9.
Green Band avait frappé à nouveau, telle une armée invisible.
Alry Simmons et Robert Havens, de la police de New York, se frayaient prudemment un chemin à travers les ruines fumantes de la Fédéral Reserve Bank, sise sur Maiden Lane. Fixées à la ceinture les deux hommes, des cordes de sécurité longues de quatre cent cinquante mètres remontaient jusqu’à la rue.
Les policiers évoluaient dans ce qui avait été jusque-là le gigantesque hall d’entrée richement décoré de la Banque centrale des États-Unis. Les visiteurs du bâtiment étaient immanquablement frappés par l’impression de puissance indestructible qui se dégageait de ses dalles de marbre grises et bleues et de ses briques de grès. Ses allures de forteresse, les solides barreaux de fer à chacune de ses fenêtres n’avaient fait qu’ajouter à son caractère imprenable et suffisant. Cette image avait de toute évidence été un leurre.
Les ravages que les agents Simmons et Havens découvrirent à l’étage inférieur, dans le département de la monnaie, leur furent difficiles à saisir et encore plus difficiles à évaluer.
De colossales machines à peser les pièces gisaient, dépecées comme les jouets d’un enfant. Éparpillés ici et là, des sacs de pièces de vingt kilos semblaient dégorger leurs entrailles sur les dalles.
Le sol en marbre était enfoui sous un bon mètre de pièces de cinq, dix et vingt-cinq cents. Des colonnes de soutien de l’édifice s’étaient effondrées un peu partout. La structure entière semblait sur le point d’en faire autant.
Le dernier sous-sol de la Fédéral Reserve Bank renfermait le plus important stock d’or du monde. La totalité de cet or appartenait à des gouvernements étrangers. Non seulement la Réserve fédérale veillait dessus, mais elle contrôlait aussi qui possédait quoi. Dans un cas banal de transfert de propriété, la Réserve déplaçait simplement l’or du coffre d’un pays à celui d’un autre. Le métal précieux était transporté sur des chariots ordinaires, comme des livres dans une bibliothèque. Le système de sécurité du dernier sous-sol était si sophistiqué que môme le président de la Fédéral Reserve Bank devait être accompagné lorsqu’il se rendait au dépôt d’or.
Dans l’immédiat, les agents Havens et Simmons se trouvaient seuls dans le caveau souterrain.

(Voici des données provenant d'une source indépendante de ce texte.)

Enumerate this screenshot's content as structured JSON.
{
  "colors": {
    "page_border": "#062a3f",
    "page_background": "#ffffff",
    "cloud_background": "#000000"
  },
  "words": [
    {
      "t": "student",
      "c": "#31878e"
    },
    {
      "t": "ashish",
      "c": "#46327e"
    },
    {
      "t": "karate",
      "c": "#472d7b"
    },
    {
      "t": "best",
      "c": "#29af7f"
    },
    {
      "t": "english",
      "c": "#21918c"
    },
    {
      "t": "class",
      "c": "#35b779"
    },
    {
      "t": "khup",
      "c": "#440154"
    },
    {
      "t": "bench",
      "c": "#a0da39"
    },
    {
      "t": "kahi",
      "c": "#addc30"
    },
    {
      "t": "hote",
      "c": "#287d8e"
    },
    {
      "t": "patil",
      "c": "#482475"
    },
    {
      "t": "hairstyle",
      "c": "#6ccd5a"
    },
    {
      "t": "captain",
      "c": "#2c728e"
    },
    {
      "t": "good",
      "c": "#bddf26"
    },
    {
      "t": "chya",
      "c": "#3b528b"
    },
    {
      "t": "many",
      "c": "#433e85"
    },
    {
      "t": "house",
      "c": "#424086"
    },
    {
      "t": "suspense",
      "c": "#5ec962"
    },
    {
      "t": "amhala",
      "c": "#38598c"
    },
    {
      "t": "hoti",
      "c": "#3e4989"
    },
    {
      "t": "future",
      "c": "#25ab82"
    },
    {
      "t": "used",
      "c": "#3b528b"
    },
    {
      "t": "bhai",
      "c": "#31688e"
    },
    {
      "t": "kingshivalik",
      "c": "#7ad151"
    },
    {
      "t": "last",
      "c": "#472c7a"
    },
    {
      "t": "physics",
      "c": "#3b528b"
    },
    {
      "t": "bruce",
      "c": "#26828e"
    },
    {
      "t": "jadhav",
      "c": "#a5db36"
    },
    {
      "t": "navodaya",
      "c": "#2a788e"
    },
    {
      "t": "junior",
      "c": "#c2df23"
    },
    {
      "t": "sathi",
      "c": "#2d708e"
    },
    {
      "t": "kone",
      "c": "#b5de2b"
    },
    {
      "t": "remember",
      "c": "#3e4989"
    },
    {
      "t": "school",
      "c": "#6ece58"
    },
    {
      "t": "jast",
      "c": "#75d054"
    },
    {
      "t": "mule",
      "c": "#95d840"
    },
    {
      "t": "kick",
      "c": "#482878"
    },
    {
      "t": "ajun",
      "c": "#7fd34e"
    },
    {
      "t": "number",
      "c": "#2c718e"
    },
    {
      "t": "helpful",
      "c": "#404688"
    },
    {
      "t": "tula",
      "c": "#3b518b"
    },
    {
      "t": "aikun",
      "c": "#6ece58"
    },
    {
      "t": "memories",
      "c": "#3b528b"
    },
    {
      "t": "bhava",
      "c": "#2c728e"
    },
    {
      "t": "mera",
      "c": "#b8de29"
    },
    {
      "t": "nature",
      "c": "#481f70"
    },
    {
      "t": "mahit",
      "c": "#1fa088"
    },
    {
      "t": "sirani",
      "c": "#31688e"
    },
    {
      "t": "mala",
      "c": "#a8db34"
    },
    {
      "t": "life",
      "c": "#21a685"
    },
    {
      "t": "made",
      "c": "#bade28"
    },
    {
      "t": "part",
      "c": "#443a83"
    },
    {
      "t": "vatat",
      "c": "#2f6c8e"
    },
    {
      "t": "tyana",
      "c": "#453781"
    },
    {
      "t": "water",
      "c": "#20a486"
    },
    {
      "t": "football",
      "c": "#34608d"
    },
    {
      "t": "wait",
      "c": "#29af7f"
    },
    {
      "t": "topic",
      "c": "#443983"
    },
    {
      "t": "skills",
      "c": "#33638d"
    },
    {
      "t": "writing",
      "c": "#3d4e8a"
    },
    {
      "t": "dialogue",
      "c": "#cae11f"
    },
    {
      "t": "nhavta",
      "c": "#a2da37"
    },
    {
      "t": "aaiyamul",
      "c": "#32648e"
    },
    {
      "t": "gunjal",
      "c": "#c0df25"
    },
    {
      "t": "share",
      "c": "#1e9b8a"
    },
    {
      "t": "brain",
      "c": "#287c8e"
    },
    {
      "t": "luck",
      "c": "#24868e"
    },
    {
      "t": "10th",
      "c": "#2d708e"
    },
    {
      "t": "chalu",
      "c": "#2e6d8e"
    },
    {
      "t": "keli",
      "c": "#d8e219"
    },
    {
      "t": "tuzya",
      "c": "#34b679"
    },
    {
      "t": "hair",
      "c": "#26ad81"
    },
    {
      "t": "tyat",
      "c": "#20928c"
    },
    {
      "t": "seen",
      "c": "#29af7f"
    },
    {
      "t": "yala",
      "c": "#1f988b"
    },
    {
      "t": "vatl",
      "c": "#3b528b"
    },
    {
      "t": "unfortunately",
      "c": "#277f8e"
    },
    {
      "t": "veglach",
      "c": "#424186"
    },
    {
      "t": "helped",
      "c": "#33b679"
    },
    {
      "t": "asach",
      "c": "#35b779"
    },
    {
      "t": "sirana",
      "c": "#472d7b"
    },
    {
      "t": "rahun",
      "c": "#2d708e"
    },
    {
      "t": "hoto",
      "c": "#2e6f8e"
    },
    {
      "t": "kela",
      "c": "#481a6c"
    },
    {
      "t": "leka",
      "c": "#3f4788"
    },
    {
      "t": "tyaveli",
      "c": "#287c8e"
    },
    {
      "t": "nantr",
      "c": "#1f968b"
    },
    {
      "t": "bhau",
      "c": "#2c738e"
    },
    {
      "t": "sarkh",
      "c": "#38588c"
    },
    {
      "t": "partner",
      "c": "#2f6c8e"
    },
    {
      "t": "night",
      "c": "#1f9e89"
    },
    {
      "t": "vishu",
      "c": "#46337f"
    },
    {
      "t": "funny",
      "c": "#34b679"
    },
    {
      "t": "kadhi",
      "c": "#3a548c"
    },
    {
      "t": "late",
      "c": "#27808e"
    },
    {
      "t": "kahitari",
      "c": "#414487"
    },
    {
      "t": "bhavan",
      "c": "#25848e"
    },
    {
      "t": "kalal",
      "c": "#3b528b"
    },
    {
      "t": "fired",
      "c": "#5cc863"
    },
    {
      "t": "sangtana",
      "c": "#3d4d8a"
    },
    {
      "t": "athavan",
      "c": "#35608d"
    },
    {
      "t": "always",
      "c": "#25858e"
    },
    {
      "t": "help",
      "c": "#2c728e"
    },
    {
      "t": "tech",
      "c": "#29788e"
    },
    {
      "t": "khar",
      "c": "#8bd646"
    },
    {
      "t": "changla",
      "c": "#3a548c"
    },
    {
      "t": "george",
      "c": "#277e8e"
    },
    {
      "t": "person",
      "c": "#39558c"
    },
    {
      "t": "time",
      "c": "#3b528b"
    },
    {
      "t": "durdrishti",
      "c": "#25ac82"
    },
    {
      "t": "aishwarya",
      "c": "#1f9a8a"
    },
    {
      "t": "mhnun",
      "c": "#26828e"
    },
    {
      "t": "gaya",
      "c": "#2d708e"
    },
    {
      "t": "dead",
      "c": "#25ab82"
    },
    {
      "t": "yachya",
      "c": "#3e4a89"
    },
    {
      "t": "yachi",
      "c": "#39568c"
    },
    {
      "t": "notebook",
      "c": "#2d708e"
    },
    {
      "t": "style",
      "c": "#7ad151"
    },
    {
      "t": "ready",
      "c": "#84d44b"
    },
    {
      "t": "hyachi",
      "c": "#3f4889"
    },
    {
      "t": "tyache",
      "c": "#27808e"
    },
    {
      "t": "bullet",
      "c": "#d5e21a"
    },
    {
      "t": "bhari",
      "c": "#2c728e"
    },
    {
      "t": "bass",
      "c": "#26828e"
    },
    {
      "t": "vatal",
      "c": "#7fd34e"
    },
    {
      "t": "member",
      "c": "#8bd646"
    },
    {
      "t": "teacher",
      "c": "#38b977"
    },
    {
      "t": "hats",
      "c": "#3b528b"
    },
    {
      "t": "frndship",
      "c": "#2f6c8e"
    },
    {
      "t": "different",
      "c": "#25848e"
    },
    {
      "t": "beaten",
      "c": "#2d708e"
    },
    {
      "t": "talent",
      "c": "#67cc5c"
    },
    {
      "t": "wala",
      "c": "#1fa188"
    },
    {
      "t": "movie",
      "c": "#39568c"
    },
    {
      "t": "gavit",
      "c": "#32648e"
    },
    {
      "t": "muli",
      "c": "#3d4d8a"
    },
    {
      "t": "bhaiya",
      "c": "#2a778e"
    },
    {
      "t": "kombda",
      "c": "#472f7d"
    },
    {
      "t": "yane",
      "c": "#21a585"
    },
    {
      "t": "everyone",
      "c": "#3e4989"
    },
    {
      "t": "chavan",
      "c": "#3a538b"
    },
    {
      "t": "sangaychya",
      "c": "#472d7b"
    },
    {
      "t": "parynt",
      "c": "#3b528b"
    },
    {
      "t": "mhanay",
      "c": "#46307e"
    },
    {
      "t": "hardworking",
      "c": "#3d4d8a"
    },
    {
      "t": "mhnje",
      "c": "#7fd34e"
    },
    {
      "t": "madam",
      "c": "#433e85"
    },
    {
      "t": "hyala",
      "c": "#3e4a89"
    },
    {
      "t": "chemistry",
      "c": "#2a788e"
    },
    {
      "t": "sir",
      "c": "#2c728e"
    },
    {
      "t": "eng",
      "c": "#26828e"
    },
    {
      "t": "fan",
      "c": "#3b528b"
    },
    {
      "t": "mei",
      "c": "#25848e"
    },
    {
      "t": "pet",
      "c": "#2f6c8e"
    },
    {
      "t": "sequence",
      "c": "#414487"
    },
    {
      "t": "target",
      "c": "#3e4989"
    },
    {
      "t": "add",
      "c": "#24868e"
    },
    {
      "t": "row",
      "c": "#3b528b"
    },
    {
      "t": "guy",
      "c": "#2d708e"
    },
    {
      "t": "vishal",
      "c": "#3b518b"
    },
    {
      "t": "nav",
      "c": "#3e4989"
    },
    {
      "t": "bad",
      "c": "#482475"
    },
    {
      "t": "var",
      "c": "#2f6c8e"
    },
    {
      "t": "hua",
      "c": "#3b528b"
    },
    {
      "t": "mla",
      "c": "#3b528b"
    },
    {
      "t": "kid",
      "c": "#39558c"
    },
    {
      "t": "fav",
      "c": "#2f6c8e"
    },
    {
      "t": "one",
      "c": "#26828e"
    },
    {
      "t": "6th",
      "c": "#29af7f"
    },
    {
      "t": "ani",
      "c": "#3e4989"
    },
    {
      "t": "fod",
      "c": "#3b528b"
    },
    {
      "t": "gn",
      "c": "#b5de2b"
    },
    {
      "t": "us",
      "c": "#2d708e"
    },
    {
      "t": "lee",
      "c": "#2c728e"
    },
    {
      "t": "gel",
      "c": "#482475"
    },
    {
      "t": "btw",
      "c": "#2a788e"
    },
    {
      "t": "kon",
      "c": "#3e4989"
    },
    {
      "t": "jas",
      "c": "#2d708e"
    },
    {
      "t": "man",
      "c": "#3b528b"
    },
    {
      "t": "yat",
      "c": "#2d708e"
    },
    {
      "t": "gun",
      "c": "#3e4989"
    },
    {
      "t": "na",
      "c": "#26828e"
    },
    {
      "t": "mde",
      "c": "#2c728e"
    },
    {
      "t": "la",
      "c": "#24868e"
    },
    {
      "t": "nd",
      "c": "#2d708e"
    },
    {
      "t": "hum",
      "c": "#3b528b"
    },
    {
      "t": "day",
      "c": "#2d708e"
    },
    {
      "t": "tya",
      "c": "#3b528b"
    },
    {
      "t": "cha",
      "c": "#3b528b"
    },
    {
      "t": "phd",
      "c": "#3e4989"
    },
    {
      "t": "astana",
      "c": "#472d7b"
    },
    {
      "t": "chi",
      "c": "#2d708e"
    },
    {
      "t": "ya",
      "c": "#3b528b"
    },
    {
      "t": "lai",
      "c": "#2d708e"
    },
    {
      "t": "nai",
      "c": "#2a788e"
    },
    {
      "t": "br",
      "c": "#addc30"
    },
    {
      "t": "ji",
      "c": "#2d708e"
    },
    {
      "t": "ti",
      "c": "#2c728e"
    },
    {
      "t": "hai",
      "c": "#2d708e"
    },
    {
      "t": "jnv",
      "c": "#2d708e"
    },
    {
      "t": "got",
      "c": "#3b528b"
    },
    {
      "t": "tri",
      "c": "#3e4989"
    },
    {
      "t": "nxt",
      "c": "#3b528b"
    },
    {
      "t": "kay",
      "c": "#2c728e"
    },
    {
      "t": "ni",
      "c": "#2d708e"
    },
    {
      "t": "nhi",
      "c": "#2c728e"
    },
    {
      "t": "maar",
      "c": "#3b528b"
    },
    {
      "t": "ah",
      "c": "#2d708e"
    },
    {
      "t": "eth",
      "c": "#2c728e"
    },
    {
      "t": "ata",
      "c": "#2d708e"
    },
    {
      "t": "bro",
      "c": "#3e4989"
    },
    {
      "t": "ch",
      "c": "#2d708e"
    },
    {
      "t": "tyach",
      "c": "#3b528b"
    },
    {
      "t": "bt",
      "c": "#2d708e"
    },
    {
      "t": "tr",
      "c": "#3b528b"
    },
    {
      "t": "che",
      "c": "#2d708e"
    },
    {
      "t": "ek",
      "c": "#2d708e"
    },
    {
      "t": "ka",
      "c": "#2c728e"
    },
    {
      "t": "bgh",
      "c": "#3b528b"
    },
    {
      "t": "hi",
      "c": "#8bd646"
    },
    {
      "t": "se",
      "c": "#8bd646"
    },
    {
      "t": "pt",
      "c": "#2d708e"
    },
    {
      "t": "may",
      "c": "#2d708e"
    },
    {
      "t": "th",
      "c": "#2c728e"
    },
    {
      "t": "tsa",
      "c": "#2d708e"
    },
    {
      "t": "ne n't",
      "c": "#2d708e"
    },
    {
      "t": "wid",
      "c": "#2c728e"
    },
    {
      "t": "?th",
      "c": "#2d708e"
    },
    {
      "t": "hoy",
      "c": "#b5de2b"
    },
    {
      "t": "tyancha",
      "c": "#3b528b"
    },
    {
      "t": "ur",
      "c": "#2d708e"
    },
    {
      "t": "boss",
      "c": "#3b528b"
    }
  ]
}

Ils étaient entourés d’une débauche d’or, disséminé dans les décombres et la poussière. D’une quantité incalculable de lingots. Au taux du jour, soit trois cent quatre-vingt-six dollars l’once, ils avaient à portée de main plus de cent milliards de dollars.

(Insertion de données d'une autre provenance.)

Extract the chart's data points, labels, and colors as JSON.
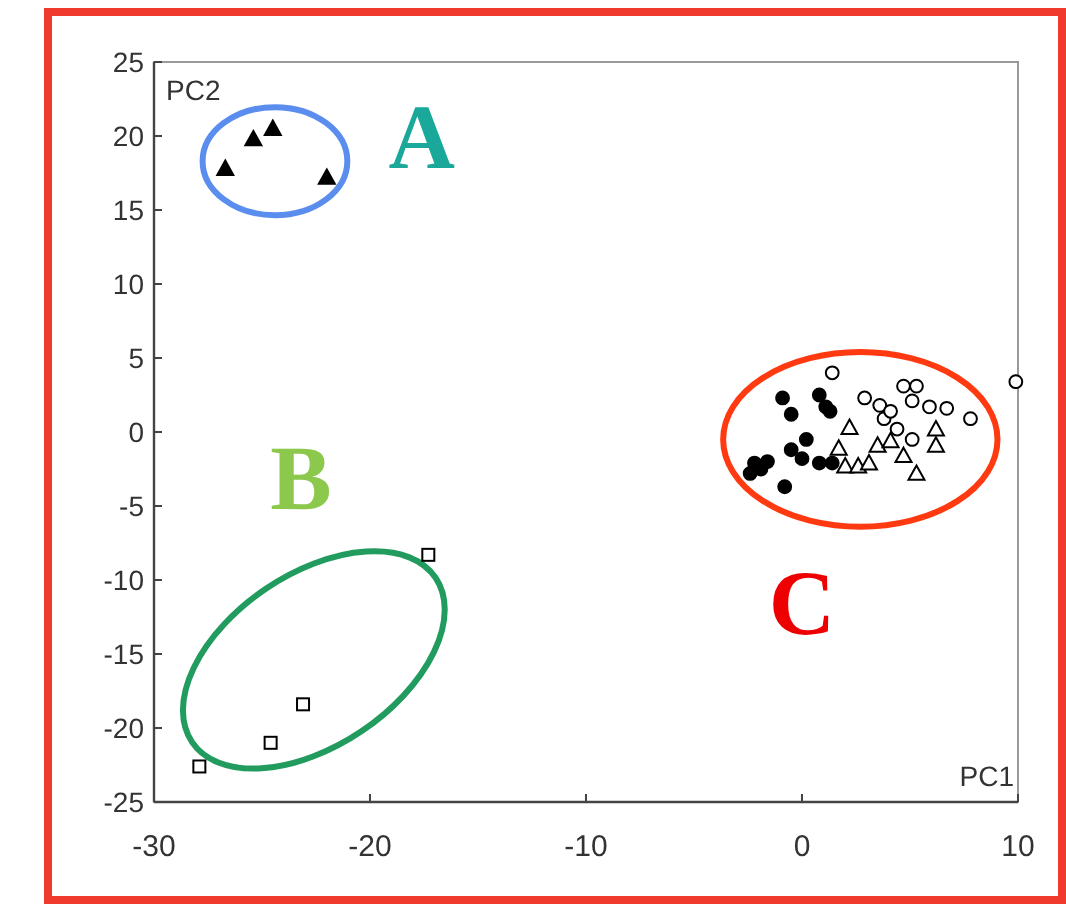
{
  "chart_data": {
    "type": "scatter",
    "xlabel": "PC1",
    "ylabel": "PC2",
    "xlim": [
      -30,
      10
    ],
    "ylim": [
      -25,
      25
    ],
    "xticks": [
      -30,
      -20,
      -10,
      0,
      10
    ],
    "yticks": [
      -25,
      -20,
      -15,
      -10,
      -5,
      0,
      5,
      10,
      15,
      20,
      25
    ],
    "grid": false,
    "series": [
      {
        "color": "#000000",
        "marker": "triangle",
        "x": [
          -26.7,
          -25.4,
          -24.5,
          -22.0
        ],
        "values": [
          17.8,
          19.8,
          20.5,
          17.2
        ]
      },
      {
        "color": "#ffffff",
        "marker": "square",
        "x": [
          -27.9,
          -24.6,
          -23.1,
          -17.3
        ],
        "values": [
          -22.6,
          -21.0,
          -18.4,
          -8.3
        ]
      },
      {
        "color": "#000000",
        "marker": "circle",
        "x": [
          -0.9,
          -0.5,
          0.8,
          1.1,
          1.3,
          0.2,
          -0.5,
          0,
          -2.2,
          -1.9,
          -2.4,
          -1.6,
          -0.8,
          0.8,
          1.4
        ],
        "values": [
          2.3,
          1.2,
          2.5,
          1.7,
          1.4,
          -0.5,
          -1.2,
          -1.8,
          -2.1,
          -2.5,
          -2.8,
          -2.0,
          -3.7,
          -2.1,
          -2.1
        ]
      },
      {
        "color": "#ffffff",
        "marker": "triangle",
        "x": [
          2.2,
          1.7,
          2.0,
          2.6,
          3.1,
          3.5,
          4.1,
          4.7,
          5.3,
          6.2,
          6.2
        ],
        "values": [
          0.3,
          -1.1,
          -2.3,
          -2.3,
          -2.1,
          -0.9,
          -0.6,
          -1.6,
          -2.8,
          0.2,
          -0.9
        ]
      },
      {
        "color": "#ffffff",
        "marker": "circle",
        "x": [
          1.4,
          2.9,
          3.6,
          3.8,
          4.7,
          5.3,
          5.1,
          5.9,
          6.7,
          7.8,
          4.4,
          5.1,
          4.1,
          9.9
        ],
        "values": [
          4.0,
          2.3,
          1.8,
          0.9,
          3.1,
          3.1,
          2.1,
          1.7,
          1.6,
          0.9,
          0.2,
          -0.5,
          1.4,
          3.4
        ]
      }
    ],
    "annotations": [
      "A",
      "B",
      "C"
    ]
  }
}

L’agent Robert Havens faisait de l’hyperventilation et était célèbre pour sa façon toute personnelle de pomper l’air, qui n’était pas sans rappeler une hotte aspirante en pleine action. Pourtant, depuis que Simmons et lui avaient pénétré dans le bâtiment, il n’avait pas émis le moindre son.
Les deux policiers se figèrent. Robert Havens laissa inconsciemment échapper un halètement caverneux.

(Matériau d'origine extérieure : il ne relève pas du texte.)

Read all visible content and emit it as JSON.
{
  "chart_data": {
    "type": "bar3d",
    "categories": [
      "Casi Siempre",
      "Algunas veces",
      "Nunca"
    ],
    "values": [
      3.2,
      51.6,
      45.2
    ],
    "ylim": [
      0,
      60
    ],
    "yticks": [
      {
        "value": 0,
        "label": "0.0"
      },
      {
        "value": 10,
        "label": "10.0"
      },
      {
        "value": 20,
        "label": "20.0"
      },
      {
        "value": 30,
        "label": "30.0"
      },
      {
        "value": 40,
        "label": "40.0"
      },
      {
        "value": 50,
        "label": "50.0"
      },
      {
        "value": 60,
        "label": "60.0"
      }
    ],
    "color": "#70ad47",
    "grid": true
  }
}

— Nom de Dieu ! Qu’est-ce que c’est que ça ?
Un garde armé chargé de la sécurité était assis sur une chaise en rotin au beau milieu du passage entre le département de l’or et l’entrepôt principal. La chaise fumait encore.
Le vigile regardait Robert Havens droit dans les yeux.
Personne ne dit mot.
Le garde de la Réserve fédérale en aurait été incapable ; il ne prendrait du reste plus jamais la parole. L’homme était atrocement brûlé, réduit à l’état de charbon incandescent. Les deux officiers de police étaient tellement bouleversés par cette vision qu’ils ne remarquèrent pas immédiatement un détail essentiel…
Le bras droit du vigile était enveloppé d’une bande vert vif éclatante.